I don’t know how I missed this, but May 10 was the 150th anniversary of the completion of the first transcontinental railroad in the United States. It was celebrated in northern Utah, at Promontory Summit, which has been preserved as a national historical park.

This all started in 1862 with the Pacific Railway Act signed into law by President Abraham Lincoln, providing federal support of land and bonds to the creation of a transcontinental railway. Our country was a little busy right then with the Civil War, but some people were thinking ahead. For context, the Battle of Shiloh, the Battle of Antietam, and the capture of New Orleans by Union forces were also in 1862.

There were already a series of railroads throughout the eastern part of the United States, and the plan was to start building the railroad from Sacramento in California going east, and from Omaha in Nebraska going west. They would meet somewhere in the middle.

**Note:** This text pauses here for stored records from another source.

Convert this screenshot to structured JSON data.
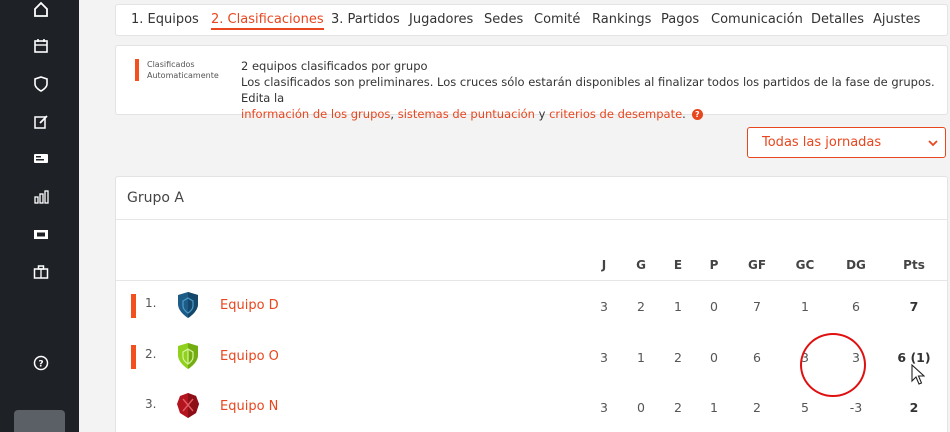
{
  "sidebar": {
    "icons": [
      "home-icon",
      "calendar-icon",
      "shield-icon",
      "edit-icon",
      "card-icon",
      "stats-icon",
      "ticket-icon",
      "briefcase-icon",
      "help-icon"
    ]
  },
  "tabs": [
    {
      "label": "1. Equipos",
      "active": false
    },
    {
      "label": "2. Clasificaciones",
      "active": true
    },
    {
      "label": "3. Partidos",
      "active": false
    },
    {
      "label": "Jugadores",
      "active": false
    },
    {
      "label": "Sedes",
      "active": false
    },
    {
      "label": "Comité",
      "active": false
    },
    {
      "label": "Rankings",
      "active": false
    },
    {
      "label": "Pagos",
      "active": false
    },
    {
      "label": "Comunicación",
      "active": false
    },
    {
      "label": "Detalles",
      "active": false
    },
    {
      "label": "Ajustes",
      "active": false
    }
  ],
  "info": {
    "legend_line1": "Clasificados",
    "legend_line2": "Automaticamente",
    "line1": "2 equipos clasificados por grupo",
    "line2": "Los clasificados son preliminares. Los cruces sólo estarán disponibles al finalizar todos los partidos de la fase de grupos. Edita la",
    "link1": "información de los grupos",
    "sep1": ", ",
    "link2": "sistemas de puntuación",
    "sep2": " y ",
    "link3": "criterios de desempate",
    "end": ".",
    "help": "?"
  },
  "filter": {
    "selected": "Todas las jornadas"
  },
  "group": {
    "title": "Grupo A",
    "headers": [
      "J",
      "G",
      "E",
      "P",
      "GF",
      "GC",
      "DG",
      "Pts"
    ],
    "rows": [
      {
        "pos": "1.",
        "team": "Equipo D",
        "qualified": true,
        "shield_color": "#1d5c86",
        "stats": [
          "3",
          "2",
          "1",
          "0",
          "7",
          "1",
          "6",
          "7"
        ]
      },
      {
        "pos": "2.",
        "team": "Equipo O",
        "qualified": true,
        "shield_color": "#8fd11c",
        "stats": [
          "3",
          "1",
          "2",
          "0",
          "6",
          "3",
          "3",
          "6 (1)"
        ]
      },
      {
        "pos": "3.",
        "team": "Equipo N",
        "qualified": false,
        "shield_color": "#b3141e",
        "stats": [
          "3",
          "0",
          "2",
          "1",
          "2",
          "5",
          "-3",
          "2"
        ]
      }
    ]
  },
  "colors": {
    "accent": "#e8461e",
    "sidebar": "#1e2126",
    "highlight": "#e01010"
  }
}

The ceremony for the driving of the golden spike at Promontory Summit, Utah on May 10, 1869; completion of the First Transcontinental Railroad. At center left, Samuel S. Montague, Central Pacific Railroad, shakes hands with Grenville M. Dodge, Union Pacific Railroad (center right). Yale Collection of Western Americana, Beinecke Rare Book and Manuscript Library, Yale University, New Haven, Connecticut. Via Wikimedia Commons.

Promontory Summit in northern Utah is not exactly in the middle, but the workers on the west had to blast their way through the Sierra Nevada mountains, which undoubtedly slowed them down. Like in the 2007 version of the movie 3:10 to Yuma.

It took a little over six years to meet almost in the middle. By the time it was finished in May 1869, the Civil War was over. Life in the United States had changed, and this transcontinental railroad was the structure that would facilitate even more change. This was the piece of infrastructure that would build and support a robust economy.

The major change was a matter of money and time. A trip that used to take months by stagecoach or wagon train would now take about a week and would cost much less. And this applied to goods as well as people. It opened unpopulated regions of the country to exploration and settlement. Towns appeared along the railroad lines to provides services to those travelers and to be close to supplies.

How the railroad affected the bison. Via Wikimedia Commons.

It wasn’t all good, of course. The new people exploring and settling the newly available regions pushed out the native peoples and animals that had been there for centuries. The Chinese who had such a major role in creating the western tracks had to find different jobs in a country that welcomed them even less than they had before.

Some good, some bad, but ultimately one more example that you can’t go back to the way it used to be.

So how did I finally hear about this anniversary almost two months late? When I was gathering links to peer-reviewed articles for my weekly list at Historical Research Update, I saw the current issue of California History: The Journal of the California Historical Society. The Summer 2019 issue, 96:2, is a special thematic issue about the 150th anniversary of the transcontinental railroad.